Some farms sell almost all the coffee they grow at the markets, either in the form of hot drinks or packets for home use. ‘Without the markets, we probably wouldn’t be in business,’ says Bob James, the Akubra-wearing farmer from Myocum Coffee. Byron Aromas is the exception, also selling roasted coffee online and through retail outlets as well as selling green (unroasted) beans.
Most of the farmers have been at the markets since they started (nearly 13 years for Byron to just over five for Mullumbimby). They’ve seen changes in trends over this time.
Increasing popularity is the first trend. Coffee consumption is on the rise everywhere and the farmers markets are no exception. Tables and chairs encourage people to hang around (and maybe have a second coffee!) rather than just shop and go.
Another trend is increasing interest in the coffee: how it’s grown, processed and roasted. Visitors, as well as some locals, are amazed to find that the coffee on offer is grown locally. Bob James from Myocum Coffee has a handy flipbook of photos to supplement his firsthand descriptions of life on a coffee farm.
Punters are getting more discriminating (or is this code for fussy?). Coffee jargon is almost a language in itself these days and is always changing. Michelle Clarke from Bangalow Coffee was happy to know what was required when asked for a ‘magic’ the other week. (For those less in the know, a ’magic’ is a double-shot ristretto topped with three-quarters of the usual milk volume). Soy milk is offered by all and almond milk is starting to be available. In keeping with the down-to-earth nature of the markets, latte art is optional. ‘It’s appreciated but not expected,’ says Michelle.
A brand new initiative at Mullumbimby Farmers Market aims to tackle a major downside of our love of coffee – the waste. The University of Queensland estimates that more than one billion coffee cups are produced every year in Australia, generating more than 7,000 tonnes of waste.
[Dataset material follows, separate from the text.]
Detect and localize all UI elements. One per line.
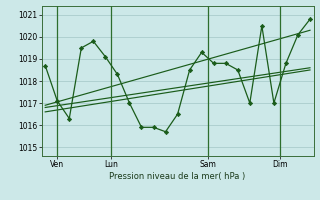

The Mullum market has taken this on by having cups available with someone dedicated to collecting and washing them. ‘I love it; the coffee tastes better and we’re not creating waste,’ says a market regular, Annique Goldenberg.
Instead of hitting a cafe for your next morning coffee, try heading to a farmers market. You can enjoy a locally grown coffee, chat to the person who grew it and pick up some beans (coffee and fava!) at the same time.